Yes, this is a topological issue. By using the unit vector type you avoid the issue for the phase but don’t do anything to avoid aliasing for the rate. If you’re suspicious then just plot rate % 2 * pi to see if your chains are actually aliasing.

Thanks @betanalpha for taking a look; presumably no solutions/re-mappings come to mind?

Thanks @bbbales2, I was using half-sines as a simple test case but it’s actually fairly representative of my real data:

(n.b. there’s lower-frequency variability that I plan to model with a GP when I finally get to the point of analyzing real data)

If that’s the real data, I’m all for peak extraction sorta stuff. Just get all the local minima/maxima in a sequence, model the times between them, and see where that leads. You could model the envelope or the mean or whatever with some GPs as well.

I’m scared half-sines, even though it looks like the data, is too much of a model (even if it did sample well).

That’s a particularly low-noise sequence; I have more data where extremum search doesn’t work.

Yeah, that makes sense.

It’s just, I had someone come to me with a segmentation problem a month or so ago and I put on my fancy hat and we tried all sorts of fancy things (Bayesian and not) and stuff didn’t work. In the end she showed me the results she got from just doing a big Gaussian filter and a threshold, and it was waaaaay better than the stuff I’d come up with (it was pretty funny in the moment – I’d put on quite a good show about how Bayesian inference would solve her problems and be interpretable).

The reason I’m hinting around about overengineering here is cause I’d probably overengineer the problem :D.

No, not the way you have constructed the rest of the model.

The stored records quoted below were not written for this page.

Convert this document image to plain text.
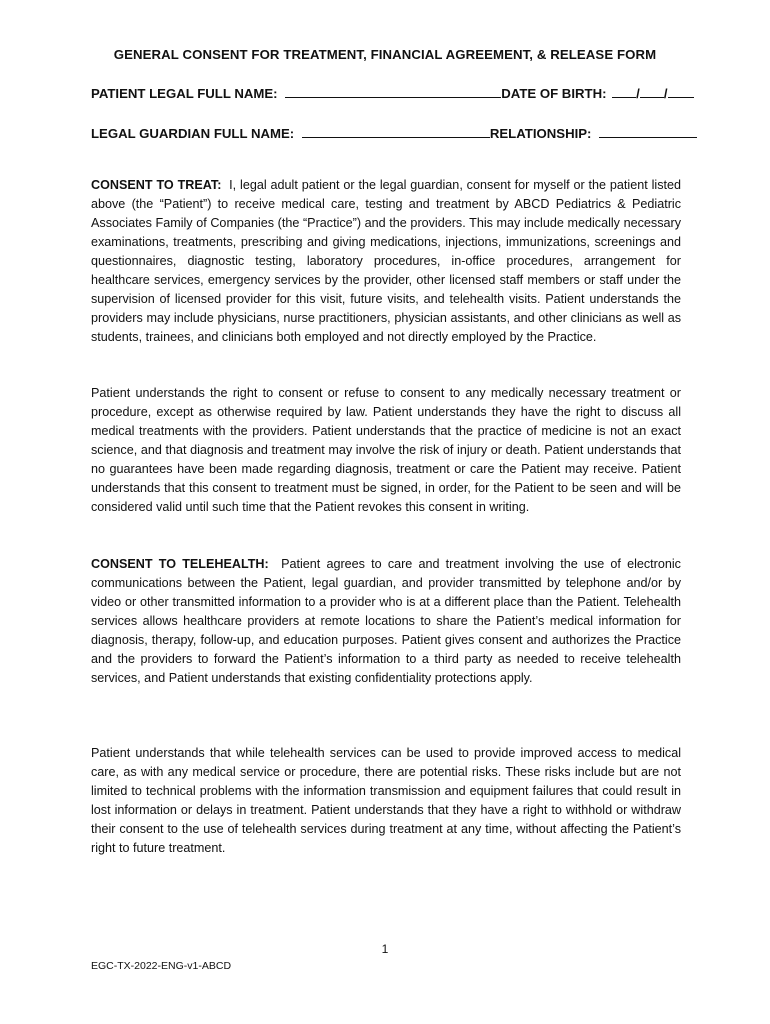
GENERAL CONSENT FOR TREATMENT, FINANCIAL AGREEMENT, & RELEASE FORM
PATIENT LEGAL FULL NAME:	DATE OF BIRTH: / /
LEGAL GUARDIAN FULL NAME:	RELATIONSHIP:

CONSENT TO TREAT: I, legal adult patient or the legal guardian, consent for myself or the patient listed above (the “Patient”) to receive medical care, testing and treatment by ABCD Pediatrics & Pediatric Associates Family of Companies (the “Practice”) and the providers. This may include medically necessary examinations, treatments, prescribing and giving medications, injections, immunizations, screenings and questionnaires, diagnostic testing, laboratory procedures, in-office procedures, arrangement for healthcare services, emergency services by the provider, other licensed staff members or staff under the supervision of licensed provider for this visit, future visits, and telehealth visits. Patient understands the providers may include physicians, nurse practitioners, physician assistants, and other clinicians as well as students, trainees, and clinicians both employed and not directly employed by the Practice.

Patient understands the right to consent or refuse to consent to any medically necessary treatment or procedure, except as otherwise required by law. Patient understands they have the right to discuss all medical treatments with the providers. Patient understands that the practice of medicine is not an exact science, and that diagnosis and treatment may involve the risk of injury or death. Patient understands that no guarantees have been made regarding diagnosis, treatment or care the Patient may receive. Patient understands that this consent to treatment must be signed, in order, for the Patient to be seen and will be considered valid until such time that the Patient revokes this consent in writing.

CONSENT TO TELEHEALTH: Patient agrees to care and treatment involving the use of electronic communications between the Patient, legal guardian, and provider transmitted by telephone and/or by video or other transmitted information to a provider who is at a different place than the Patient. Telehealth services allows healthcare providers at remote locations to share the Patient’s medical information for diagnosis, therapy, follow-up, and education purposes. Patient gives consent and authorizes the Practice and the providers to forward the Patient’s information to a third party as needed to receive telehealth services, and Patient understands that existing confidentiality protections apply.

Patient understands that while telehealth services can be used to provide improved access to medical care, as with any medical service or procedure, there are potential risks. These risks include but are not limited to technical problems with the information transmission and equipment failures that could result in lost information or delays in treatment. Patient understands that they have a right to withhold or withdraw their consent to the use of telehealth services during treatment at any time, without affecting the Patient’s right to future treatment.

1
EGC-TX-2022-ENG-v1-ABCD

Looking at the data I’m not sure why you don’t just model it as a sequence of peaks with the peak locations constrained to be in non-overlapping windows.

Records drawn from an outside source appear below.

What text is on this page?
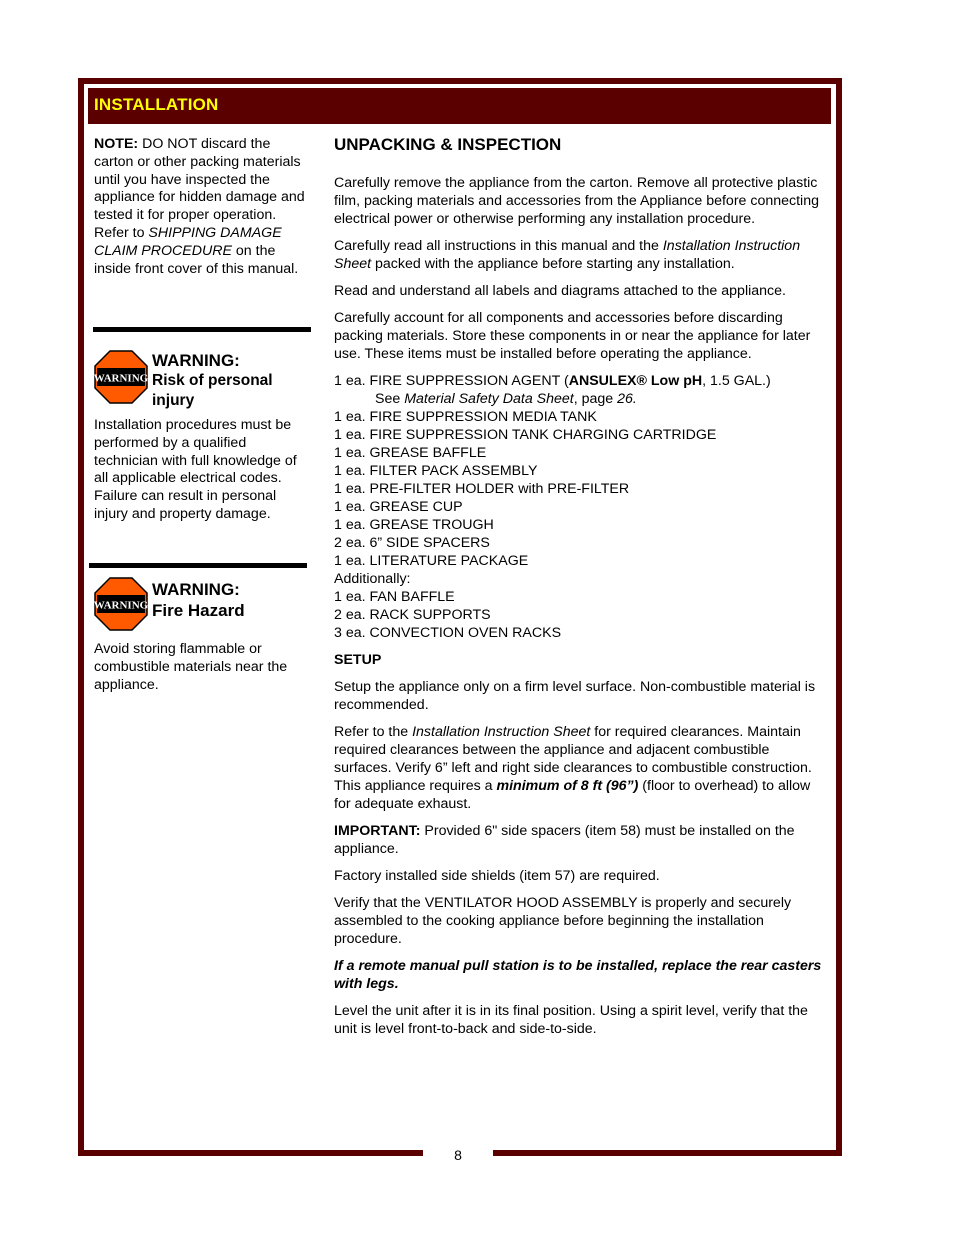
INSTALLATION
NOTE: DO NOT discard the carton or other packing materials until you have inspected the appliance for hidden damage and tested it for proper operation.
Refer to SHIPPING DAMAGE CLAIM PROCEDURE on the inside front cover of this manual.
WARNING
WARNING:
Risk of personal injury
Installation procedures must be performed by a qualified technician with full knowledge of all applicable electrical codes. Failure can result in personal injury and property damage.
WARNING
WARNING:
Fire Hazard
Avoid storing flammable or combustible materials near the appliance.
UNPACKING & INSPECTION

Carefully remove the appliance from the carton. Remove all protective plastic film, packing materials and accessories from the Appliance before connecting electrical power or otherwise performing any installation procedure.

Carefully read all instructions in this manual and the Installation Instruction Sheet packed with the appliance before starting any installation.

Read and understand all labels and diagrams attached to the appliance.

Carefully account for all components and accessories before discarding packing materials. Store these components in or near the appliance for later use. These items must be installed before operating the appliance.

1 ea. FIRE SUPPRESSION AGENT (ANSULEX® Low pH, 1.5 GAL.)
See Material Safety Data Sheet, page 26.
1 ea. FIRE SUPPRESSION MEDIA TANK
1 ea. FIRE SUPPRESSION TANK CHARGING CARTRIDGE
1 ea. GREASE BAFFLE
1 ea. FILTER PACK ASSEMBLY
1 ea. PRE-FILTER HOLDER with PRE-FILTER
1 ea. GREASE CUP
1 ea. GREASE TROUGH
2 ea. 6” SIDE SPACERS
1 ea. LITERATURE PACKAGE
Additionally:
1 ea. FAN BAFFLE
2 ea. RACK SUPPORTS
3 ea. CONVECTION OVEN RACKS
SETUP

Setup the appliance only on a firm level surface. Non-combustible material is recommended.

Refer to the Installation Instruction Sheet for required clearances. Maintain required clearances between the appliance and adjacent combustible surfaces. Verify 6” left and right side clearances to combustible construction. This appliance requires a minimum of 8 ft (96”) (floor to overhead) to allow for adequate exhaust.

IMPORTANT: Provided 6" side spacers (item 58) must be installed on the appliance.

Factory installed side shields (item 57) are required.

Verify that the VENTILATOR HOOD ASSEMBLY is properly and securely assembled to the cooking appliance before beginning the installation procedure.

If a remote manual pull station is to be installed, replace the rear casters with legs.

Level the unit after it is in its final position. Using a spirit level, verify that the unit is level front-to-back and side-to-side.

8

Neat idea! I’ll give it a try.

Presumably there is a causal mechanism here, where one peak can’t fire until the previous peak relaxes to a sufficient point, which would allow you to, say, model the peak locations with an ordered_vector.

Ah, darn, I think the model you propose implies an integer parameter (number of peaks), which isn’t supported in Stan. Maybe instead I should be thinking about a latent survival process for the occurrence of extrema in a latent function that is then observed with noise.

You could marginalize over the number of peaks as long as you could find a reasonable bound without too many cases. If it’s thousands, you’re out of luck.